Taesung menarik napas panjang, berusaha menahan diri untuk tidak ikut terhanyut dalam kesedihan itu. Dalam hati ia bergumam lirih, 'Bos… siapa sangka orang yang bisa membuatmu sebahagia itu, juga bisa membuatmu sesedih ini.'
Taesung yang sedari tadi memperhatikan akhirnya memberanikan diri membuka suara.
“Bos… mungkin bisa coba hubungi keluarganya. Setidaknya mereka pasti tahu ke mana Reinan pergi.”
Namun jawaban yang keluar hanya gelengan lemah dari Yuan.
Bibirnya bergerak pelan, suaranya nyaris bergetar.
“Saya… bahkan tidak tahu siapa mereka Taesung. Saya hanya tahu dia punya ibu, ayah tiri, dan seorang kakak tiri… itu saja. Dia tidak pernah sempat bercerita lebih jauh, dan saya…”
Yuan menunduk, kedua tangannya menekan pelipisnya, menahan perasaan bersalah yang menyesakkan.
“…betapa bodohnya diri ini. Hal sesederhana itu saja tidak tahu. Bagaimana bisa menemukannya, kalau bahkan jejak keluarganya pun saya tidak mengenal?”
Keheningan menyelimuti ruangan. Taesung tercekat, tidak bisa membantah.
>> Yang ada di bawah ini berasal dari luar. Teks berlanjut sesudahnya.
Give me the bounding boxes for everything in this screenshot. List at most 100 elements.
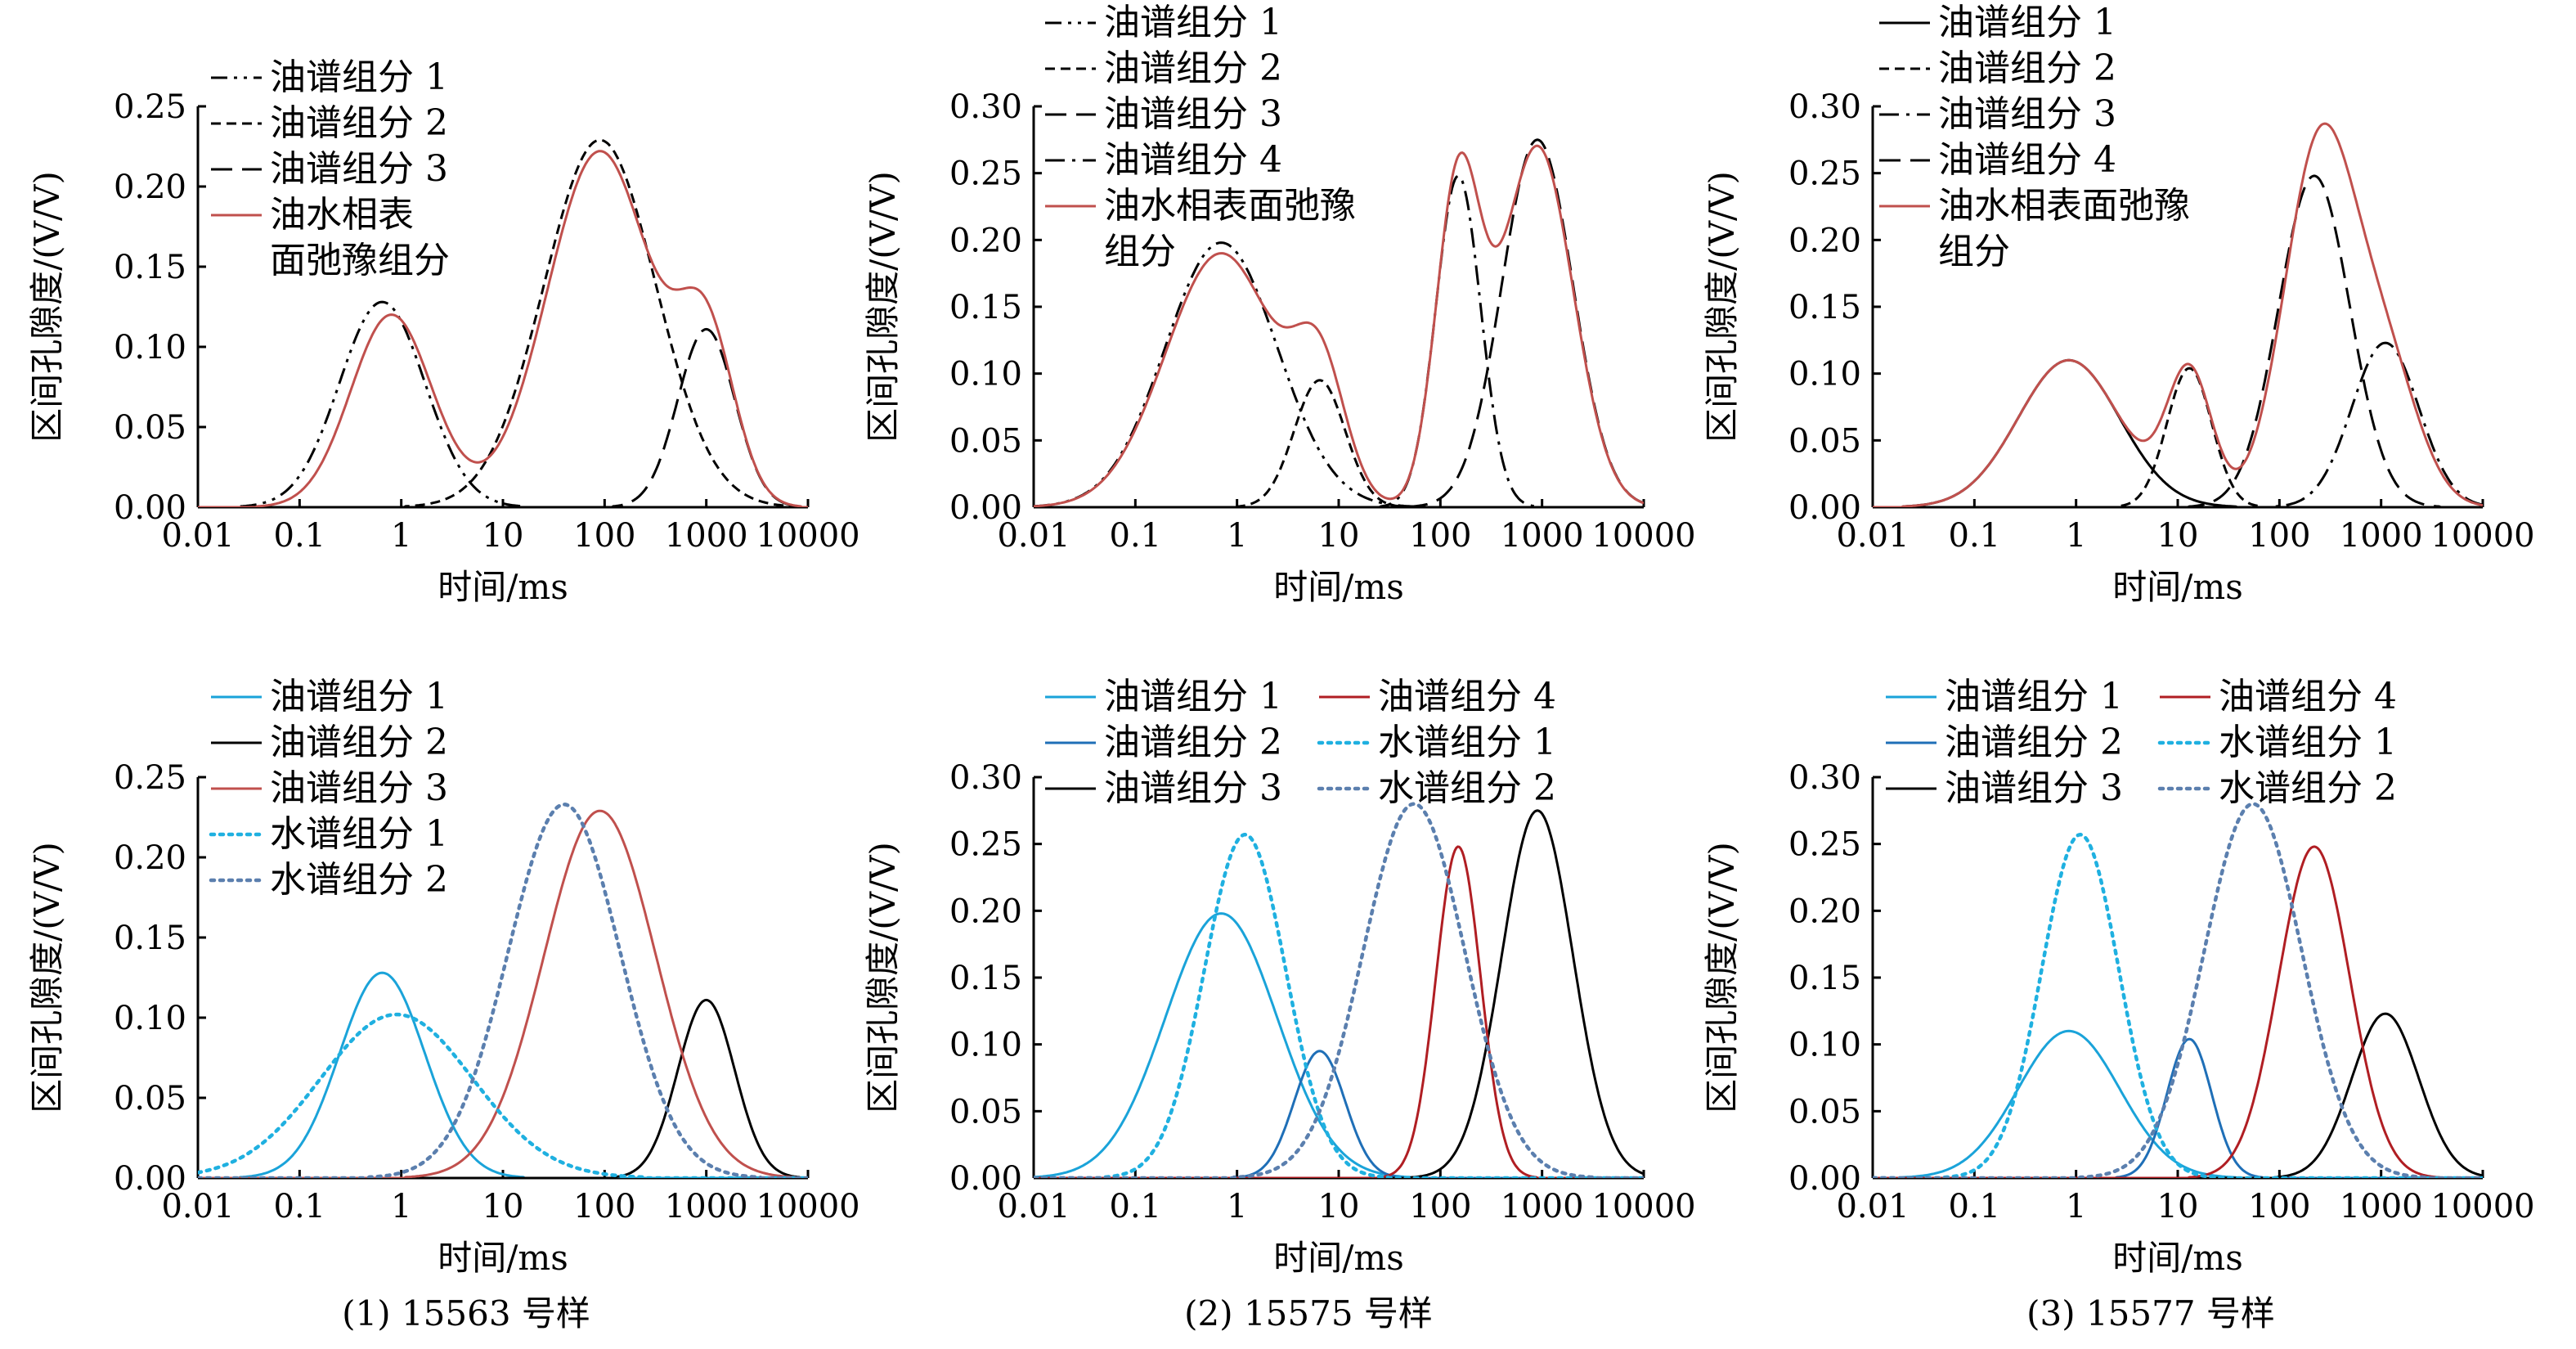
series-line-1 xyxy=(1034,241,1644,507)
x-axis-title: 时间/ms xyxy=(438,567,568,607)
x-tick-label: 100 xyxy=(573,1188,635,1225)
y-axis-title: 区间孔隙度/(V/V) xyxy=(1702,171,1742,443)
y-tick-label: 0.00 xyxy=(1788,1160,1861,1198)
y-tick-label: 0.05 xyxy=(949,1093,1022,1131)
x-tick-label: 1000 xyxy=(2340,1188,2423,1225)
chart-bottom-2: 0.01 0.1 1 10 100 1000 10000 0.00 0.05 0.10 0.15 0.… xyxy=(863,676,1696,1278)
y-tick-label: 0.25 xyxy=(949,155,1022,193)
chart-bottom-3: 0.01 0.1 1 10 100 1000 10000 0.00 0.05 0.10 0.15 0.… xyxy=(1702,676,2535,1278)
legend-label: 油谱组分 1 xyxy=(270,56,448,98)
x-tick-label: 10000 xyxy=(756,517,859,555)
y-tick-label: 0.25 xyxy=(114,88,186,126)
y-tick-label: 0.00 xyxy=(1788,489,1861,527)
y-axis-title: 区间孔隙度/(V/V) xyxy=(863,171,903,443)
x-tick-label: 10000 xyxy=(756,1188,859,1225)
y-tick-label: 0.15 xyxy=(949,289,1022,326)
x-tick-label: 0.1 xyxy=(1949,1188,2001,1225)
series-line-4 xyxy=(1034,845,1644,1178)
x-tick-label: 1000 xyxy=(665,517,748,555)
series-line-6 xyxy=(1034,802,1644,1178)
x-tick-label: 0.1 xyxy=(1110,1188,1162,1225)
y-tick-label: 0.20 xyxy=(949,893,1022,930)
series-line-5 xyxy=(1034,833,1644,1178)
x-axis-title: 时间/ms xyxy=(2112,1238,2243,1278)
legend-label: 水谱组分 1 xyxy=(270,813,448,855)
legend-label-continued: 面弛豫组分 xyxy=(270,240,450,281)
legend-label: 水谱组分 2 xyxy=(2219,767,2397,809)
series-line-3 xyxy=(1873,341,2483,507)
series-line-5 xyxy=(1873,832,2483,1178)
x-tick-label: 100 xyxy=(1409,517,1471,555)
y-tick-label: 0.00 xyxy=(949,489,1022,527)
series-line-3 xyxy=(1034,809,1644,1178)
x-tick-label: 1000 xyxy=(2340,517,2423,555)
x-tick-label: 1 xyxy=(2066,1188,2086,1225)
x-tick-label: 1000 xyxy=(1501,517,1584,555)
y-tick-label: 0.20 xyxy=(1788,893,1861,930)
legend-label: 油谱组分 4 xyxy=(1938,139,2116,181)
x-tick-label: 1000 xyxy=(1501,1188,1584,1225)
legend-label: 水谱组分 1 xyxy=(2219,722,2397,763)
x-axis-title: 时间/ms xyxy=(2112,567,2243,607)
legend-label: 水谱组分 1 xyxy=(1378,722,1556,763)
y-tick-label: 0.05 xyxy=(114,409,186,447)
y-tick-label: 0.10 xyxy=(1788,356,1861,393)
y-axis-title: 区间孔隙度/(V/V) xyxy=(27,842,67,1113)
y-tick-label: 0.15 xyxy=(949,960,1022,997)
y-tick-label: 0.10 xyxy=(949,1027,1022,1064)
x-axis-title: 时间/ms xyxy=(1273,1238,1404,1278)
caption-sample-2: (2) 15575 号样 xyxy=(1184,1293,1433,1333)
y-tick-label: 0.30 xyxy=(1788,88,1861,126)
legend-label: 油谱组分 3 xyxy=(1945,767,2123,809)
x-tick-label: 10000 xyxy=(2430,1188,2534,1225)
x-tick-label: 10 xyxy=(482,1188,524,1225)
chart-top-3: 0.01 0.1 1 10 100 1000 10000 0.00 0.05 0.10 0.15 0.… xyxy=(1702,2,2535,607)
y-tick-label: 0.05 xyxy=(949,422,1022,460)
y-tick-label: 0.10 xyxy=(1788,1027,1861,1064)
legend-label: 油水相表 xyxy=(270,194,414,236)
y-tick-label: 0.20 xyxy=(114,839,186,877)
series-line-1 xyxy=(198,300,808,507)
legend-label: 油谱组分 3 xyxy=(1938,93,2116,135)
x-tick-label: 10 xyxy=(482,517,524,555)
x-tick-label: 0.01 xyxy=(1836,517,1909,555)
x-tick-label: 1 xyxy=(391,1188,411,1225)
y-tick-label: 0.30 xyxy=(949,88,1022,126)
legend-label: 油谱组分 4 xyxy=(2219,676,2397,717)
x-tick-label: 10 xyxy=(1318,1188,1360,1225)
y-tick-label: 0.05 xyxy=(1788,1093,1861,1131)
x-tick-label: 0.1 xyxy=(1949,517,2001,555)
series-line-4 xyxy=(1873,845,2483,1178)
legend-label: 水谱组分 2 xyxy=(270,859,448,901)
x-tick-label: 0.1 xyxy=(274,1188,326,1225)
series-line-3 xyxy=(198,809,808,1178)
legend-label: 油谱组分 3 xyxy=(270,148,448,190)
legend-label: 油谱组分 3 xyxy=(1104,767,1282,809)
legend-label: 油谱组分 1 xyxy=(1104,2,1282,43)
legend-label: 油谱组分 4 xyxy=(1104,139,1282,181)
x-tick-label: 0.01 xyxy=(1836,1188,1909,1225)
y-tick-label: 0.20 xyxy=(949,222,1022,259)
y-tick-label: 0.25 xyxy=(1788,826,1861,864)
chart-panels: 0.01 0.1 1 10 100 1000 100000.000.050.100.150.… xyxy=(27,2,2535,1278)
series-line-5 xyxy=(1034,144,1644,507)
y-tick-label: 0.00 xyxy=(114,1160,186,1198)
y-tick-label: 0.15 xyxy=(1788,960,1861,997)
x-tick-label: 10 xyxy=(2157,1188,2199,1225)
y-tick-label: 0.15 xyxy=(114,920,186,957)
legend-label: 水谱组分 2 xyxy=(1378,767,1556,809)
series-line-6 xyxy=(1873,802,2483,1178)
y-axis-title: 区间孔隙度/(V/V) xyxy=(27,171,67,443)
series-line-2 xyxy=(1873,1037,2483,1178)
chart-bottom-1: 0.01 0.1 1 10 100 1000 10000 0.00 0.05 0.10 0.15 0.… xyxy=(27,676,860,1278)
y-tick-label: 0.20 xyxy=(1788,222,1861,259)
x-tick-label: 0.1 xyxy=(274,517,326,555)
y-axis-title: 区间孔隙度/(V/V) xyxy=(863,842,903,1113)
y-tick-label: 0.10 xyxy=(949,356,1022,393)
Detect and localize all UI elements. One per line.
Kata-kata Yuan menancap dalam, karena benar jalan yang biasanya bisa menjadi petunjuk kini seakan benar-benar buntu.
Bagi Yuan, rasanya seperti kehilangan arah di tengah lautan luas, tanpa peta, tanpa kompas. Dan satu-satunya cahaya yang ia cari… hilang begitu saja.
Keheningan makin menyesakkan.
Suara jam dinding terdengar begitu nyaring di antara hening itu, setiap detik terasa seperti pukulan yang mengingatkan Yuan betapa kosongnya dirinya tanpa Reinan.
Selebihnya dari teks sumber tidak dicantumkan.